Das Mauersberg-Museum verwaltet einen Teil der Nachlässe von Rudolf Mauersberger (Kreuzkantor in Dresden von 1930 bis 1971) und seinem Bruder Erhard Mauersberger (Thomaskantor in Leipzig von 1961 bis 1972). Ein Modell vom winterlichen Mauersberg anno 1926 hat der Kreuzkantor über Jahrzehnte selbst gebastelt. Neben diesem inzwischen legendär gewordenen Weihnachtsberg sind Teile der "Hutzenstube" und der "Pfefferkuchenstube" mit Pyramiden, geschnitzten Figuren, Modellen der Dresdner Kreuzkirche und erzgebirgischen Wehrgangkirchen zu besichtigen. Ebenso bietet die Ausstellung einen Einblick in das kompositorische Werk, das an Ausstrahlung gewinnt.
jeweils Mi-So 12-17 Uhr, auch an Feiertagen , außer 24.12. und 31.12.



Die Dorfkirche von Mauersberg finden Sie in der Ortsmitte direkt an der Verbindungsstraße Annaberg - Marienberg. Die kleine Wehrkirche von Mauersberg war so baufällig, daß sie 1889 abgerissen werden mußte. Schon ein Jahr später wurde an gleichen Stelle die neugotische Dorfkirche eingeweiht. Die farbigen und gemalten Butzenscheiben lassen das Innere der Kirche in einem mild gedämpften Licht erscheinen.

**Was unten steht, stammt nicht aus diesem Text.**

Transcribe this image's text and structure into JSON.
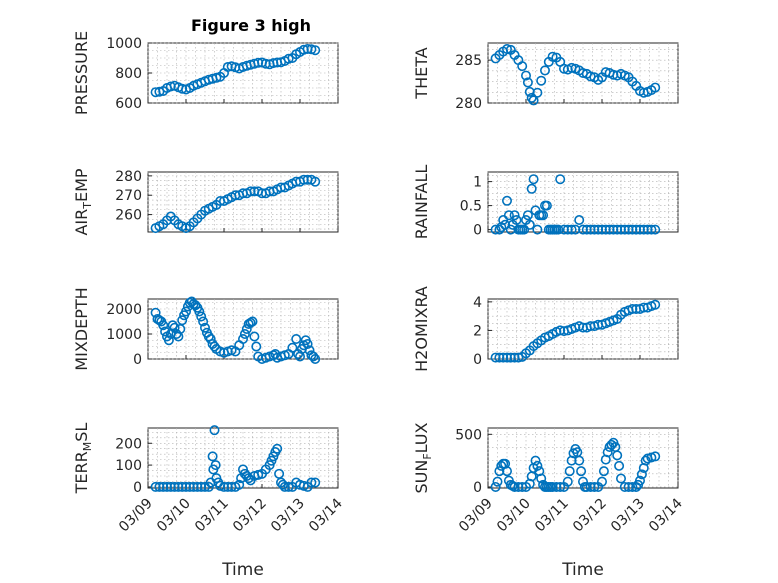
{
  "figure_title": "Figure 3 high",
  "colors": {
    "marker": "#0072BD",
    "axis": "#262626",
    "grid": "#b0b0b0"
  },
  "x_tick_labels": [
    "03/09",
    "03/10",
    "03/11",
    "03/12",
    "03/13",
    "03/14"
  ],
  "x_label": "Time",
  "chart_data": [
    {
      "id": "pressure",
      "type": "scatter",
      "title": "Figure 3 high",
      "ylabel": "PRESSURE",
      "ylabel_sub": "",
      "xlim": [
        0,
        5
      ],
      "ylim": [
        600,
        1000
      ],
      "yticks": [
        600,
        800,
        1000
      ],
      "x": [
        0.2,
        0.3,
        0.4,
        0.5,
        0.6,
        0.7,
        0.8,
        0.9,
        1.0,
        1.1,
        1.2,
        1.3,
        1.4,
        1.5,
        1.6,
        1.7,
        1.8,
        1.9,
        2.0,
        2.1,
        2.2,
        2.3,
        2.4,
        2.5,
        2.6,
        2.7,
        2.8,
        2.9,
        3.0,
        3.1,
        3.2,
        3.3,
        3.4,
        3.5,
        3.6,
        3.7,
        3.8,
        3.9,
        4.0,
        4.1,
        4.2,
        4.3,
        4.4
      ],
      "y": [
        672,
        675,
        680,
        700,
        710,
        715,
        705,
        695,
        690,
        700,
        715,
        725,
        735,
        745,
        755,
        762,
        768,
        775,
        800,
        840,
        845,
        838,
        830,
        840,
        848,
        855,
        862,
        868,
        870,
        862,
        858,
        866,
        870,
        872,
        880,
        895,
        900,
        925,
        940,
        955,
        960,
        958,
        952
      ]
    },
    {
      "id": "theta",
      "type": "scatter",
      "title": "",
      "ylabel": "THETA",
      "ylabel_sub": "",
      "xlim": [
        0,
        5
      ],
      "ylim": [
        280,
        287
      ],
      "yticks": [
        280,
        285
      ],
      "x": [
        0.2,
        0.3,
        0.4,
        0.5,
        0.6,
        0.7,
        0.8,
        0.9,
        1.0,
        1.05,
        1.1,
        1.15,
        1.2,
        1.3,
        1.4,
        1.5,
        1.6,
        1.7,
        1.8,
        1.9,
        2.0,
        2.1,
        2.2,
        2.3,
        2.4,
        2.5,
        2.6,
        2.7,
        2.8,
        2.9,
        3.0,
        3.1,
        3.2,
        3.3,
        3.4,
        3.5,
        3.6,
        3.7,
        3.8,
        3.9,
        4.0,
        4.1,
        4.2,
        4.3,
        4.4
      ],
      "y": [
        285.2,
        285.6,
        286.0,
        286.3,
        286.2,
        285.6,
        285.0,
        284.3,
        283.2,
        282.4,
        281.3,
        280.6,
        280.3,
        281.2,
        282.6,
        283.8,
        284.8,
        285.4,
        285.3,
        284.8,
        284.0,
        283.9,
        284.1,
        284.0,
        283.8,
        283.5,
        283.4,
        283.1,
        283.0,
        282.7,
        283.0,
        283.6,
        283.5,
        283.3,
        283.2,
        283.4,
        283.2,
        283.0,
        282.5,
        282.0,
        281.4,
        281.2,
        281.3,
        281.5,
        281.8
      ]
    },
    {
      "id": "air_temp",
      "type": "scatter",
      "title": "",
      "ylabel": "AIR",
      "ylabel_sub": "T",
      "ylabel_suffix": "EMP",
      "xlim": [
        0,
        5
      ],
      "ylim": [
        251,
        282
      ],
      "yticks": [
        260,
        270,
        280
      ],
      "x": [
        0.2,
        0.3,
        0.4,
        0.5,
        0.6,
        0.7,
        0.8,
        0.9,
        1.0,
        1.1,
        1.2,
        1.3,
        1.4,
        1.5,
        1.6,
        1.7,
        1.8,
        1.9,
        2.0,
        2.1,
        2.2,
        2.3,
        2.4,
        2.5,
        2.6,
        2.7,
        2.8,
        2.9,
        3.0,
        3.1,
        3.2,
        3.3,
        3.4,
        3.5,
        3.6,
        3.7,
        3.8,
        3.9,
        4.0,
        4.1,
        4.2,
        4.3,
        4.4
      ],
      "y": [
        253,
        254,
        255,
        257,
        259,
        257,
        255,
        254,
        253,
        254,
        256,
        258,
        260,
        262,
        263,
        264,
        265,
        267,
        267,
        268,
        269,
        270,
        270,
        271,
        271,
        272,
        272,
        272,
        271,
        271,
        272,
        272,
        273,
        274,
        274,
        275,
        276,
        277,
        277,
        278,
        278,
        278,
        277
      ]
    },
    {
      "id": "rainfall",
      "type": "scatter",
      "title": "",
      "ylabel": "RAINFALL",
      "ylabel_sub": "",
      "xlim": [
        0,
        5
      ],
      "ylim": [
        -0.05,
        1.2
      ],
      "yticks": [
        0,
        0.5,
        1
      ],
      "x": [
        0.2,
        0.3,
        0.35,
        0.4,
        0.45,
        0.5,
        0.55,
        0.6,
        0.65,
        0.7,
        0.75,
        0.8,
        0.85,
        0.9,
        0.95,
        1.0,
        1.05,
        1.1,
        1.15,
        1.2,
        1.25,
        1.3,
        1.35,
        1.4,
        1.45,
        1.5,
        1.55,
        1.6,
        1.65,
        1.7,
        1.75,
        1.8,
        1.85,
        1.9,
        2.0,
        2.1,
        2.2,
        2.3,
        2.4,
        2.5,
        2.6,
        2.7,
        2.8,
        2.9,
        3.0,
        3.1,
        3.2,
        3.3,
        3.4,
        3.5,
        3.6,
        3.7,
        3.8,
        3.9,
        4.0,
        4.1,
        4.2,
        4.3,
        4.4
      ],
      "y": [
        0,
        0,
        0.05,
        0.2,
        0.1,
        0.6,
        0.3,
        0,
        0.1,
        0.3,
        0.2,
        0,
        0,
        0,
        0,
        0.2,
        0.3,
        0.1,
        0.85,
        1.05,
        0.4,
        0,
        0.3,
        0.3,
        0.3,
        0.5,
        0.5,
        0,
        0,
        0,
        0,
        0,
        0,
        1.05,
        0,
        0,
        0,
        0,
        0.2,
        0,
        0,
        0,
        0,
        0,
        0,
        0,
        0,
        0,
        0,
        0,
        0,
        0,
        0,
        0,
        0,
        0,
        0,
        0,
        0
      ]
    },
    {
      "id": "mixdepth",
      "type": "scatter",
      "title": "",
      "ylabel": "MIXDEPTH",
      "ylabel_sub": "",
      "xlim": [
        0,
        5
      ],
      "ylim": [
        0,
        2400
      ],
      "yticks": [
        0,
        1000,
        2000
      ],
      "x": [
        0.2,
        0.25,
        0.3,
        0.35,
        0.4,
        0.45,
        0.5,
        0.55,
        0.6,
        0.65,
        0.7,
        0.75,
        0.8,
        0.85,
        0.9,
        0.95,
        1.0,
        1.05,
        1.1,
        1.15,
        1.2,
        1.25,
        1.3,
        1.35,
        1.4,
        1.45,
        1.5,
        1.55,
        1.6,
        1.65,
        1.7,
        1.75,
        1.8,
        1.9,
        2.0,
        2.1,
        2.2,
        2.3,
        2.4,
        2.5,
        2.55,
        2.6,
        2.65,
        2.7,
        2.75,
        2.8,
        2.85,
        2.9,
        3.0,
        3.1,
        3.2,
        3.3,
        3.35,
        3.4,
        3.5,
        3.6,
        3.7,
        3.8,
        3.9,
        3.95,
        4.0,
        4.05,
        4.1,
        4.15,
        4.2,
        4.25,
        4.3,
        4.35,
        4.4
      ],
      "y": [
        1850,
        1600,
        1550,
        1500,
        1350,
        1100,
        900,
        750,
        1000,
        1350,
        1250,
        1000,
        900,
        1200,
        1550,
        1750,
        1900,
        2100,
        2250,
        2300,
        2200,
        2150,
        2050,
        1900,
        1700,
        1500,
        1250,
        1050,
        900,
        800,
        600,
        500,
        400,
        300,
        250,
        300,
        350,
        300,
        550,
        800,
        1000,
        1200,
        1400,
        1450,
        1500,
        900,
        500,
        100,
        0,
        50,
        100,
        150,
        200,
        50,
        100,
        150,
        200,
        450,
        800,
        200,
        100,
        400,
        550,
        750,
        600,
        350,
        150,
        100,
        0
      ]
    },
    {
      "id": "h2omixra",
      "type": "scatter",
      "title": "",
      "ylabel": "H2OMIXRA",
      "ylabel_sub": "",
      "xlim": [
        0,
        5
      ],
      "ylim": [
        0,
        4.2
      ],
      "yticks": [
        0,
        2,
        4
      ],
      "x": [
        0.2,
        0.3,
        0.4,
        0.5,
        0.6,
        0.7,
        0.8,
        0.9,
        1.0,
        1.1,
        1.2,
        1.3,
        1.4,
        1.5,
        1.6,
        1.7,
        1.8,
        1.9,
        2.0,
        2.1,
        2.2,
        2.3,
        2.4,
        2.5,
        2.6,
        2.7,
        2.8,
        2.9,
        3.0,
        3.1,
        3.2,
        3.3,
        3.4,
        3.5,
        3.6,
        3.7,
        3.8,
        3.9,
        4.0,
        4.1,
        4.2,
        4.3,
        4.4
      ],
      "y": [
        0.1,
        0.1,
        0.1,
        0.1,
        0.1,
        0.1,
        0.1,
        0.15,
        0.4,
        0.6,
        0.9,
        1.1,
        1.3,
        1.5,
        1.6,
        1.75,
        1.9,
        2.0,
        1.95,
        2.0,
        2.1,
        2.2,
        2.3,
        2.2,
        2.2,
        2.3,
        2.3,
        2.4,
        2.4,
        2.5,
        2.6,
        2.7,
        2.8,
        3.1,
        3.3,
        3.4,
        3.5,
        3.5,
        3.5,
        3.6,
        3.6,
        3.7,
        3.8
      ]
    },
    {
      "id": "terr_msl",
      "type": "scatter",
      "title": "",
      "ylabel": "TERR",
      "ylabel_sub": "M",
      "ylabel_suffix": "SL",
      "xlim": [
        0,
        5
      ],
      "ylim": [
        -5,
        270
      ],
      "yticks": [
        0,
        100,
        200
      ],
      "x": [
        0.2,
        0.3,
        0.4,
        0.5,
        0.6,
        0.7,
        0.8,
        0.9,
        1.0,
        1.1,
        1.2,
        1.3,
        1.4,
        1.5,
        1.6,
        1.65,
        1.7,
        1.72,
        1.75,
        1.78,
        1.8,
        1.85,
        1.9,
        2.0,
        2.1,
        2.2,
        2.3,
        2.4,
        2.45,
        2.5,
        2.55,
        2.6,
        2.65,
        2.7,
        2.8,
        2.9,
        3.0,
        3.1,
        3.2,
        3.25,
        3.3,
        3.35,
        3.4,
        3.45,
        3.5,
        3.55,
        3.6,
        3.7,
        3.8,
        3.9,
        4.0,
        4.1,
        4.2,
        4.3,
        4.4
      ],
      "y": [
        0,
        0,
        0,
        0,
        0,
        0,
        0,
        0,
        0,
        0,
        0,
        0,
        0,
        0,
        0,
        20,
        140,
        80,
        260,
        100,
        40,
        20,
        5,
        0,
        0,
        0,
        0,
        10,
        40,
        80,
        60,
        50,
        40,
        30,
        50,
        55,
        60,
        80,
        100,
        120,
        140,
        160,
        175,
        60,
        20,
        10,
        0,
        0,
        0,
        20,
        10,
        5,
        0,
        20,
        20
      ]
    },
    {
      "id": "sun_flux",
      "type": "scatter",
      "title": "",
      "ylabel": "SUN",
      "ylabel_sub": "F",
      "ylabel_suffix": "LUX",
      "xlim": [
        0,
        5
      ],
      "ylim": [
        -10,
        560
      ],
      "yticks": [
        0,
        500
      ],
      "x": [
        0.2,
        0.25,
        0.3,
        0.35,
        0.4,
        0.45,
        0.5,
        0.55,
        0.6,
        0.65,
        0.7,
        0.8,
        0.9,
        1.0,
        1.1,
        1.15,
        1.2,
        1.25,
        1.3,
        1.35,
        1.4,
        1.45,
        1.5,
        1.55,
        1.6,
        1.65,
        1.7,
        1.8,
        1.9,
        2.0,
        2.1,
        2.15,
        2.2,
        2.25,
        2.3,
        2.35,
        2.4,
        2.45,
        2.5,
        2.55,
        2.6,
        2.7,
        2.8,
        2.9,
        3.0,
        3.05,
        3.1,
        3.15,
        3.2,
        3.25,
        3.3,
        3.35,
        3.4,
        3.45,
        3.5,
        3.6,
        3.7,
        3.8,
        3.9,
        3.95,
        4.0,
        4.05,
        4.1,
        4.15,
        4.2,
        4.3,
        4.4
      ],
      "y": [
        0,
        50,
        150,
        200,
        220,
        220,
        150,
        60,
        20,
        10,
        0,
        0,
        0,
        0,
        30,
        100,
        180,
        250,
        200,
        150,
        80,
        20,
        0,
        0,
        0,
        0,
        0,
        0,
        0,
        0,
        50,
        150,
        250,
        320,
        360,
        330,
        250,
        150,
        50,
        0,
        0,
        0,
        0,
        0,
        50,
        150,
        260,
        330,
        380,
        400,
        420,
        380,
        300,
        200,
        80,
        0,
        0,
        0,
        0,
        20,
        60,
        120,
        180,
        250,
        270,
        280,
        290
      ]
    }
  ]
}
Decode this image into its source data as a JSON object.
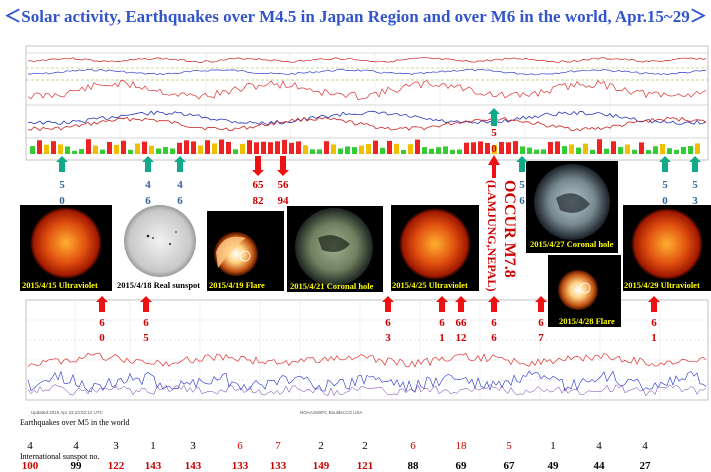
{
  "title": "＜Solar activity, Earthquakes over M4.5 in Japan Region and over M6 in the world, Apr.15~29＞",
  "image_labels": [
    {
      "text": "2015/4/15 Ultraviolet"
    },
    {
      "text": "2015/4/18 Real sunspot"
    },
    {
      "text": "2015/4/19 Flare"
    },
    {
      "text": "2015/4/21  Coronal hole"
    },
    {
      "text": "2015/4/25 Ultraviolet"
    },
    {
      "text": "2015/4/27 Coronal hole"
    },
    {
      "text": "2015/4/28 Flare"
    },
    {
      "text": "2015/4/29 Ultraviolet"
    }
  ],
  "nepal_annotation": {
    "event": "OCCUR M7.8",
    "place": "(LAMJUNG,NEPAL)"
  },
  "row_labels": {
    "earthquakes": "Earthquakes over M5 in the world",
    "sunspot": "International sunspot no."
  },
  "chart_data": {
    "type": "table",
    "title": "＜Solar activity, Earthquakes over M4.5 in Japan Region and over M6 in the world, Apr.15~29＞",
    "upper_markers": [
      {
        "lines": [
          "5",
          "0"
        ],
        "color": "teal"
      },
      {
        "lines": [
          "4",
          "6"
        ],
        "color": "teal"
      },
      {
        "lines": [
          "4",
          "6"
        ],
        "color": "teal"
      },
      {
        "lines": [
          "65",
          "82"
        ],
        "color": "red"
      },
      {
        "lines": [
          "56",
          "94"
        ],
        "color": "red"
      },
      {
        "lines": [
          "5",
          "0"
        ],
        "color": "teal"
      },
      {
        "lines": [
          "5",
          "6"
        ],
        "color": "teal"
      },
      {
        "lines": [
          "5",
          "0"
        ],
        "color": "teal"
      },
      {
        "lines": [
          "5",
          "3"
        ],
        "color": "teal"
      }
    ],
    "lower_markers": [
      {
        "lines": [
          "6",
          "0"
        ]
      },
      {
        "lines": [
          "6",
          "5"
        ]
      },
      {
        "lines": [
          "6",
          "3"
        ]
      },
      {
        "lines": [
          "6",
          "1"
        ]
      },
      {
        "lines": [
          "66",
          "12"
        ]
      },
      {
        "lines": [
          "6",
          "6"
        ]
      },
      {
        "lines": [
          "6",
          "7"
        ]
      },
      {
        "lines": [
          "6",
          "1"
        ]
      }
    ],
    "earthquakes_over_m5": [
      {
        "value": "4",
        "color": "#000000"
      },
      {
        "value": "4",
        "color": "#000000"
      },
      {
        "value": "3",
        "color": "#000000"
      },
      {
        "value": "1",
        "color": "#000000"
      },
      {
        "value": "3",
        "color": "#000000"
      },
      {
        "value": "6",
        "color": "#cc0000"
      },
      {
        "value": "7",
        "color": "#cc0000"
      },
      {
        "value": "2",
        "color": "#000000"
      },
      {
        "value": "2",
        "color": "#000000"
      },
      {
        "value": "6",
        "color": "#cc0000"
      },
      {
        "value": "18",
        "color": "#cc0000"
      },
      {
        "value": "5",
        "color": "#cc0000"
      },
      {
        "value": "1",
        "color": "#000000"
      },
      {
        "value": "4",
        "color": "#000000"
      },
      {
        "value": "4",
        "color": "#000000"
      }
    ],
    "international_sunspot_no": [
      {
        "value": "100",
        "color": "#cc0000"
      },
      {
        "value": "99",
        "color": "#000000"
      },
      {
        "value": "122",
        "color": "#cc0000"
      },
      {
        "value": "143",
        "color": "#cc0000"
      },
      {
        "value": "143",
        "color": "#cc0000"
      },
      {
        "value": "133",
        "color": "#cc0000"
      },
      {
        "value": "133",
        "color": "#cc0000"
      },
      {
        "value": "149",
        "color": "#cc0000"
      },
      {
        "value": "121",
        "color": "#cc0000"
      },
      {
        "value": "88",
        "color": "#000000"
      },
      {
        "value": "69",
        "color": "#000000"
      },
      {
        "value": "67",
        "color": "#000000"
      },
      {
        "value": "49",
        "color": "#000000"
      },
      {
        "value": "44",
        "color": "#000000"
      },
      {
        "value": "27",
        "color": "#000000"
      }
    ]
  },
  "colors": {
    "title": "#3355cc",
    "marker_red": "#ee1111",
    "marker_teal": "#11aa88",
    "image_label": "#ffff00"
  }
}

Das Preßnitztalmuseum gibt in drei Räumen einen Überblick zur Wirtschafts- und Kulturgeschichte der Preßnitztalregion, deren Orte zu Sachsen und Böhmen gehören. Im Mittelpunkt stehen dabei die Eisengewinnung und Eisenverarbeitung in den Hammerwerken, das Bauhandwerk, die Pappenindustrie, Waldwirtschaft und Jagd sowie die alte Preßnitztalbahn von Wolkenstein nach Jöhstadt.
Ein Raum ist der Entwicklung des Kühlgerätebaus und der Typenvielfalt von Kühlschränken gewidmet.
Zum kulturellen Teil gehören Arbeiten der erzgebirgischen Volkskunst (Klöppelspitzen und Holzschnitzereien) und eine Darstellung der Musikgeschichte der Stadt Preßnitz.
Ein großer Heimatberg mit der Ansicht des Dorfes Niederschmiedeberg im 18. Jahrhundert rundet die Ausstellung ab.